In Baltimore, a similar group, the Midtown Community Benefits District, has been responsible for installing street lamps, ensuring access to public transportation, maintaining parkland and guiding general growth. In San Francisco, the model covers virtually every downtown neighborhood, operating as a public-private partnership where city funds are managed by the C.B.D.

Unlike the Baltimore group, the NoHo-Bowery Stakeholders consists of volunteers and does not require all neighborhood property owners to buy in via property taxes. And unlike the San Francisco groups, NoHo-Bowery Stakeholders is private (one resident was asked to pay $250) and does not take city funds.

That’s one of the reasons Ms. Jones says her organization is unique. “The Bleecker Area Merchants’ and Residents’ Association might claim similarity,” she said, “though they are not as inclusive and don’t really act as one organization.”

Despite her growing stature, Ms. Jones still has her adversaries. The operator of a well regarded restaurant in the neighborhood, who did not want to be named, said Ms. Jones forced her to create a higher-quality establishment, but at a cost in the hundreds of thousands and with a restricted liquor license that cost hundreds of thousands more in lost revenue.

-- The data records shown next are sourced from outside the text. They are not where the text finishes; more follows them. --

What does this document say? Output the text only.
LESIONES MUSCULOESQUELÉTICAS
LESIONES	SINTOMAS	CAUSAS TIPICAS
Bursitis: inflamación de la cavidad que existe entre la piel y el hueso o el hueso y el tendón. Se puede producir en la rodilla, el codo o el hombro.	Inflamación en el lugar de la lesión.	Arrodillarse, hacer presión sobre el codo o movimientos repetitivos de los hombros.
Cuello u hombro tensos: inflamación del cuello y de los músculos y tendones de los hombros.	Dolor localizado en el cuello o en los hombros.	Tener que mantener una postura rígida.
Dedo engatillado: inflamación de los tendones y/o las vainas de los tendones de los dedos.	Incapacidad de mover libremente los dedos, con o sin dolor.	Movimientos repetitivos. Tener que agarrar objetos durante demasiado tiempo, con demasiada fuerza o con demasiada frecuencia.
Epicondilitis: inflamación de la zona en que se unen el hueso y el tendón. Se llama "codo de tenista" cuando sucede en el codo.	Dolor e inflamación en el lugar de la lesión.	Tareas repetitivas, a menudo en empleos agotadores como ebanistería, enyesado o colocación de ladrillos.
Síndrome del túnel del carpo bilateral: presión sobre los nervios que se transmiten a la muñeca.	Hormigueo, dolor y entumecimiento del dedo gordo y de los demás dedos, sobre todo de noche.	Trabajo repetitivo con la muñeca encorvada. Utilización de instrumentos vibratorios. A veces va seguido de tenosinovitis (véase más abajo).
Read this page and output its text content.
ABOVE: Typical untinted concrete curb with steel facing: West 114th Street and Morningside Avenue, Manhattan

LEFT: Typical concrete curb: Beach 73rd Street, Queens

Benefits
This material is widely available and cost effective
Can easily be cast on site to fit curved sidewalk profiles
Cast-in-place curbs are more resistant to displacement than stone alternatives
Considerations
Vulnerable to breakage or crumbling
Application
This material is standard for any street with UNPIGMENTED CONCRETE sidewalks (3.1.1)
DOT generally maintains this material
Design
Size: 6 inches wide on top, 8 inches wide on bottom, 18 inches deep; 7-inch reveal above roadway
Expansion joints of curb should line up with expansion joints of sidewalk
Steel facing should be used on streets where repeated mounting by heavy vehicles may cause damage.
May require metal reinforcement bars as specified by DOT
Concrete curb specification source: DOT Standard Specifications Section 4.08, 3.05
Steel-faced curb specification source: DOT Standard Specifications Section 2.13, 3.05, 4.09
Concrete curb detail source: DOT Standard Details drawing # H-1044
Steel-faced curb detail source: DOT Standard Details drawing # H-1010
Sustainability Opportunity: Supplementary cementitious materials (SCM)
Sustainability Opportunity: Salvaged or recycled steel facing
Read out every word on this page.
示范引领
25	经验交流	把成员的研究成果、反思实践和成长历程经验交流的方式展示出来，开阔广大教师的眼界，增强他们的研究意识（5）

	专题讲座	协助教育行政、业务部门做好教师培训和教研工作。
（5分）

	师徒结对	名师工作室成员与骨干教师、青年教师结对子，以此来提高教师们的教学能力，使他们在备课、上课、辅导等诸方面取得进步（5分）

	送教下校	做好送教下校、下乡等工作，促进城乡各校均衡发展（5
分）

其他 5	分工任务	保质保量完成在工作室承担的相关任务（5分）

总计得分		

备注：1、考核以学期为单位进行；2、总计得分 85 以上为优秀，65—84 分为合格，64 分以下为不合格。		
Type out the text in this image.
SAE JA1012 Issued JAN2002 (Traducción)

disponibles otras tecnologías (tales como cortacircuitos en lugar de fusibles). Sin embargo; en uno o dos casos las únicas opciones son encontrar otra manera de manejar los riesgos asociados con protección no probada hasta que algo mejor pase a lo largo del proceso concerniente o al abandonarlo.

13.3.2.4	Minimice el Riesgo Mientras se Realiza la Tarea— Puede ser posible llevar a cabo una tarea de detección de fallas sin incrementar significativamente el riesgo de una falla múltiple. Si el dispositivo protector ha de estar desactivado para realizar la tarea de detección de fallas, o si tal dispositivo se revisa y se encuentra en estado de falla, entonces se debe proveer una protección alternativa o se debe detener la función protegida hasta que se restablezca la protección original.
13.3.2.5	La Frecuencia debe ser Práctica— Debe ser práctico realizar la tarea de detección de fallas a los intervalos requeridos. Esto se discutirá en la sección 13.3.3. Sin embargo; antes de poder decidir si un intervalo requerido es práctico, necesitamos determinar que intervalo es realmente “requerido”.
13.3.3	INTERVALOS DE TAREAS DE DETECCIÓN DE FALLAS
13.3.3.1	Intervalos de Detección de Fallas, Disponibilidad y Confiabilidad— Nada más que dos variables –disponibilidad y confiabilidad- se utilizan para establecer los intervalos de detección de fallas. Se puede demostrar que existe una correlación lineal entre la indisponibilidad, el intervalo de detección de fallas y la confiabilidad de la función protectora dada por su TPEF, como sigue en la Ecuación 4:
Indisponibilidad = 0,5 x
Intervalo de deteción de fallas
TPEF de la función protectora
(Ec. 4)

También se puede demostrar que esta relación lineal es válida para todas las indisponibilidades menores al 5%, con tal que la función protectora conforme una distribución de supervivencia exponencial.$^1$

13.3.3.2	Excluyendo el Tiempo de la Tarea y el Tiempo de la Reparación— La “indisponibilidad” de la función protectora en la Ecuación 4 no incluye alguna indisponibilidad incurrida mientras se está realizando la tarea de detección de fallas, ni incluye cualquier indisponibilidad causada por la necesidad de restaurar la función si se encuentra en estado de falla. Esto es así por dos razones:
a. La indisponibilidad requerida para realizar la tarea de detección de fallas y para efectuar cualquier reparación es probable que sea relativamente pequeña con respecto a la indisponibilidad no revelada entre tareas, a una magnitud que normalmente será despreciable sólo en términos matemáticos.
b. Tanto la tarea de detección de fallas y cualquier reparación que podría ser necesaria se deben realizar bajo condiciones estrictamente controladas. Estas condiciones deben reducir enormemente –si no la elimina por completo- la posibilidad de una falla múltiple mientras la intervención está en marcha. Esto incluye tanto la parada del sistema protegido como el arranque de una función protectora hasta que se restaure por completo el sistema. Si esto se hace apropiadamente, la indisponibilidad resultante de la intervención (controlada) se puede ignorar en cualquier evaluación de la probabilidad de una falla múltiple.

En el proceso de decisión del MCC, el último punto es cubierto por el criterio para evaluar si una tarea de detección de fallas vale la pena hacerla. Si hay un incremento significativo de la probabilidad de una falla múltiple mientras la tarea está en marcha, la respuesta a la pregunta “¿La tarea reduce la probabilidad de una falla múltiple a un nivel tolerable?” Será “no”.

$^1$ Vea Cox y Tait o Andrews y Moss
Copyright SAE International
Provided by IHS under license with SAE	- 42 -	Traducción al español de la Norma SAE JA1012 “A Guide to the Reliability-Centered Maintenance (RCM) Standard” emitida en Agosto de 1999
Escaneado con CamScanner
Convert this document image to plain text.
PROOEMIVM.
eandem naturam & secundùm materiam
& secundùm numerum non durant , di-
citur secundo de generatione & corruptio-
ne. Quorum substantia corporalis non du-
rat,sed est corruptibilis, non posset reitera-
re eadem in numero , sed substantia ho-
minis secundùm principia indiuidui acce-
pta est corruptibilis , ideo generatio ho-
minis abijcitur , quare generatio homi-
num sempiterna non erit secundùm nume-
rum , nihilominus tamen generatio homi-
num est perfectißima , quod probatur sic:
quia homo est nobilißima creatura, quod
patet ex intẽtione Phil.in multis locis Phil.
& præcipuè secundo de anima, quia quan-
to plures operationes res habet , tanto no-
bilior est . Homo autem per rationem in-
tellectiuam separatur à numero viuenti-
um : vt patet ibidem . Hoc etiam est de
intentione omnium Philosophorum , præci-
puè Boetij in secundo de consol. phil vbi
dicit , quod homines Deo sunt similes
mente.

“We ask operators what they want to do, then see if we can trust them to execute,” Ms. Jones rebutted. “If you can run until 4 a.m. responsibly, we’d love to have you in NoHo.” She added that the group was less about liquor license squabbles and more about creating a community: “NoHo-Bowery Stakeholders is the combination of many interests that have united to preserve and protect the neighborhood’s character and to participate in its next phase of history.”